Sebenarnya ketertarikan awalnya/ yang dilihat sebagai abstrak itu dekat dengan keseharian. Misalnya isu mengenai dimensi imajiner di tubuh kita, itu kan imajiner, tapi sebenarnya sangat dekat dengan keseharian kita, dengan tubuh kita. Misalnya di Eropa personal distancenya lebih jauh daripada di Asia. Setiap culture memiliki preference sendiri untuk merasa nyaman. Menurut kami, hal hal seperti ini yang dikatakan abstrak, ingin kami angkat- bagaimana yang imajiner tadi itu bisa kita sentuh. Kami memulai dengan tahap abstraksi untuk mencari titik berangkat desain sebelum melakukan eksplorasi lebih lanjut. Walaupun pada akhirnya yang terpenting tetaplah konteks.

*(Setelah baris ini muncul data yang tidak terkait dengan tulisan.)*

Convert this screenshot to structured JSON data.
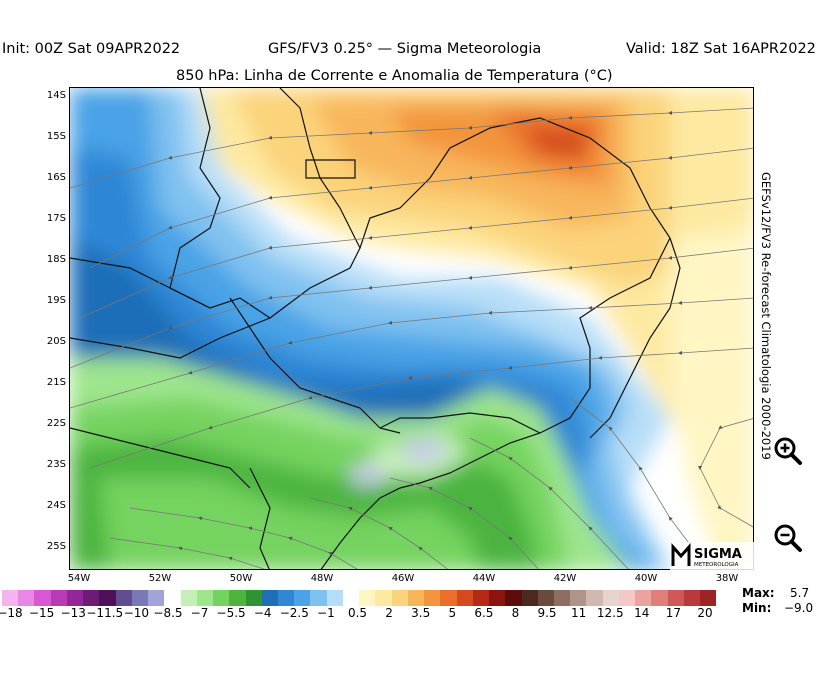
{
  "header": {
    "init": "Init: 00Z Sat 09APR2022",
    "model": "GFS/FV3 0.25° — Sigma Meteorologia",
    "valid": "Valid: 18Z Sat 16APR2022",
    "subtitle": "850 hPa: Linha de Corrente e Anomalia de Temperatura (°C)"
  },
  "side_label": "GEFSv12/FV3 Re-forecast Climatologia 2000-2019",
  "lat_labels": [
    "14S",
    "15S",
    "16S",
    "17S",
    "18S",
    "19S",
    "20S",
    "21S",
    "22S",
    "23S",
    "24S",
    "25S"
  ],
  "lon_labels": [
    "54W",
    "52W",
    "50W",
    "48W",
    "46W",
    "44W",
    "42W",
    "40W",
    "38W"
  ],
  "logo": {
    "name": "SIGMA",
    "sub": "METEOROLOGIA"
  },
  "colorbar": {
    "colors": [
      "#f5b3ef",
      "#ea86e3",
      "#d957d3",
      "#b83ab5",
      "#93279a",
      "#6d1b75",
      "#4e1157",
      "#5e4d8f",
      "#7b78b6",
      "#a3a4d6",
      "#ffffff",
      "#c4f0b8",
      "#9ee58d",
      "#74d35f",
      "#4cb43f",
      "#2f9233",
      "#1f6eb8",
      "#2f87d6",
      "#4aa3e6",
      "#7fc1f0",
      "#b7def8",
      "#ffffff",
      "#fff6c4",
      "#fde9a0",
      "#fbd37a",
      "#f8b65b",
      "#f3943e",
      "#e96f2b",
      "#d44a1f",
      "#b42a16",
      "#8c140f",
      "#5e0c09",
      "#4a2a1e",
      "#6b4a3c",
      "#8d6e62",
      "#b09389",
      "#d1b9b1",
      "#e8d4cf",
      "#f3c9c6",
      "#eba3a0",
      "#e07e7b",
      "#d05858",
      "#b93a3a",
      "#9c2424"
    ],
    "labels": [
      "−18",
      "−15",
      "−13",
      "−11.5",
      "−10",
      "−8.5",
      "−7",
      "−5.5",
      "−4",
      "−2.5",
      "−1",
      "0.5",
      "2",
      "3.5",
      "5",
      "6.5",
      "8",
      "9.5",
      "11",
      "12.5",
      "14",
      "17",
      "20"
    ]
  },
  "stats": {
    "max_label": "Max:",
    "max_value": "5.7",
    "min_label": "Min:",
    "min_value": "−9.0"
  },
  "zoom": {
    "in": "zoom-in-icon",
    "out": "zoom-out-icon"
  }
}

Dengan adanya konteks/kebutuhan/program tertentu, abstrak tersebut sedikit demi sedikit akan jadi semakin konkret.
(Bu Widi) kalau mas Dimas kembali lagi jadi mahasiswa S1 ITB apa yg mas Dimas ingin lakukan?
Ketika melihat ke masa dulu, rasanya eksplorasi tahun pertama sangat menyenangkan. Mungkin waktu melakukannya belum fully aware dengan intentionnya, tetapi studi dasar seperti itu sangat terpakai sekarang, dan banyak sekali ruang yang dapat dieksplorasi. Saya juga teringat dengan Pak Uli yang mengatakan mengenai 3M. Yang penting itu melihat, melihat, dan melihat. Itu yang saya ingat sampai sekarang. Walaupun sekarang sulit untuk jalan-jalan, penting juga sebenarnya bagi kita untuk mengeksplor, melihat, mengamati, ataupun merasakan langsung. Kurang lebih seperti itu. Sama tadi untuk konteks akademik, jangan sungkan untuk terus eksplor, literasi, justru ini kesempatan yang tidak akan muncul lagi. Brief yang muncul pada studio tidak harus ditranslate 100%, mungkin bisa kalian cerna/bongkar kembali. Justru menurut saya melihat kalau anak tersebut menjadi kritis, itu sudah menjadi penilaian sendiri. Criticalnya itu yang perlu dijaga.
PESAN AKHIR
Dalam proses belajar, jangan sampai terpaku sehingga tidak eksplorasi dengan luas. Banyak-banyak membaca, melihat, jalan-jalan dan merasakan secara langsung kualitas ruang. Goodluck, sukses selalu studinya. Mendesain lah dengan senang, don’t lose the spark, jangan sampai kehilangan enjoynya. Have fun 4 tahun kuliah arsitektur!